Der zentrale Einfall: Das hypochondrische
Muttersöhnchen findet Liebe. Herzl nämlich entdeckt sein Herz für Adolf. Er verwöhnt
ihn, kämmt ihn, frisiert ihn, wäscht ihm die Füße, wichst ihm die Schuhe, borgt
ihm den Mantel, rät ihm. Und wird dafür malträtiert! Von einer Horde in
SS-Manier operierender Tiroler Schergen. Hitler, inzwischen zu Höherem
entschlossen, sucht nämlich Herzls Buchmanuskript, in dem dieser unangenehme
Einzelheiten festgehalten haben könnte. In einer wüsten Orgie zerstückelt
Schlächter Himmlichst (Hansjürgen Hürrig) genüßlich Herzls Huhn Mizzi. So bricht
pures Entsetzen in die zwar armselige, aber beschauliche Wiener Gegenwart des
nächtens mit Bibeln handelnden Schlomo.
Gleich darauf geistert europäische Zukunft
herein: Eine mondän-diabolische Frau Tod (Monika Lennartz) requiriert Herrn
Hitler für künftige Völkermassaker. Sie werden recht gut miteinander auskommen,
spürt man. (Obwohl natürlich jeder weiß, daß Hitler nicht auf Weisung
irgendeiner Vorsehung hat morden lassen! Seine Verbrechen hatten mit sehr
irdischen Interessen zu tun!) Zurück bleibt Herzl — und fragt nach Gott. Und bekommt
läppische Antwort vom schrulligen Heimbewohner Lobkowitz (Albert Hetterle), der
sich für Gott hält.
Die sentenzreiche, dialogisch gewitzte,
wenngleich gelegentlich verharrende Handlung überschlägt sich am Schluß.

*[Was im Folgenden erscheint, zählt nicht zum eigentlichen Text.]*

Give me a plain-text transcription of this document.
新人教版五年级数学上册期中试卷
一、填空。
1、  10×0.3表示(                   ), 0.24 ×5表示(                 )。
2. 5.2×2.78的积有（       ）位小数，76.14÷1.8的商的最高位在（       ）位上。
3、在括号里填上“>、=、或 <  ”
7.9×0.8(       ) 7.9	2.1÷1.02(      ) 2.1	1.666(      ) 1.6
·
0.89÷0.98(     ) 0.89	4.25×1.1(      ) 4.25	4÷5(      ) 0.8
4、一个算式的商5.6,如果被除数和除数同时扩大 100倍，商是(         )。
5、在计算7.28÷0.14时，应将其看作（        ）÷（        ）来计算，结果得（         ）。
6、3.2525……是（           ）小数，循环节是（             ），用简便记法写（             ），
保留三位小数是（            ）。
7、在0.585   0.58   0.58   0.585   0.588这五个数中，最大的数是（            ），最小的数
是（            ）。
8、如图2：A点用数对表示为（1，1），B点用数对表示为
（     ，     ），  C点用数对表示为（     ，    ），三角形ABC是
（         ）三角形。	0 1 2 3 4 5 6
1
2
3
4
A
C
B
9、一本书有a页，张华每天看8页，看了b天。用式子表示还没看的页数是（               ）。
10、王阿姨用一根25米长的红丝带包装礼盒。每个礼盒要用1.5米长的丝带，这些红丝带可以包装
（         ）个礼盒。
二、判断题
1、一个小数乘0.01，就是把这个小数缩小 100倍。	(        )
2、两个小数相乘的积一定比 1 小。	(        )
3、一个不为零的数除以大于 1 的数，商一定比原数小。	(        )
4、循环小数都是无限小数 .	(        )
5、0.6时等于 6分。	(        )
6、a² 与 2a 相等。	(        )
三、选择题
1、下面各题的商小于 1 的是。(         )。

Lockerheit verspannt sich in Gewolltem. Aber Thomas Langhoff läßt das nicht
auffallen. Er macht die wunderliche Anhänglichkeit zwischen Herzl und Hitler
glaubwürdig, ohne die Figuren zu verzeichnen. Und selbst das ob absichtsvoller Symbolik
dramaturgisch mehrfach gedrechselte Ende meistert er versiert.
Nun hat er für die Hauptfiguren exzellente
Darsteller zur Verfügung. Klaus Manchen ist ein idealer Schlomo: treuherzig umgänglich,
eine wahre Seele von einem Menschen. Seine religiösen und literarischen
Kundigkeiten, die er mit Phantasie aufzuputzen weiß, wie auch die Daten seines Lebens,
serviert er bieder-harmlos, wie nebenher, doch stets mutterwitzig, gestisch
sensibel, mit Lust am Disput. Eine tragikomische, eine liebenswerte Gestalt.
Die Unendlichkeit jüdischen Leids steht diesem Herzl im Gesicht geschrieben,
wenn er — ans Bett gefesselt — dem Schlächter zusehen muß.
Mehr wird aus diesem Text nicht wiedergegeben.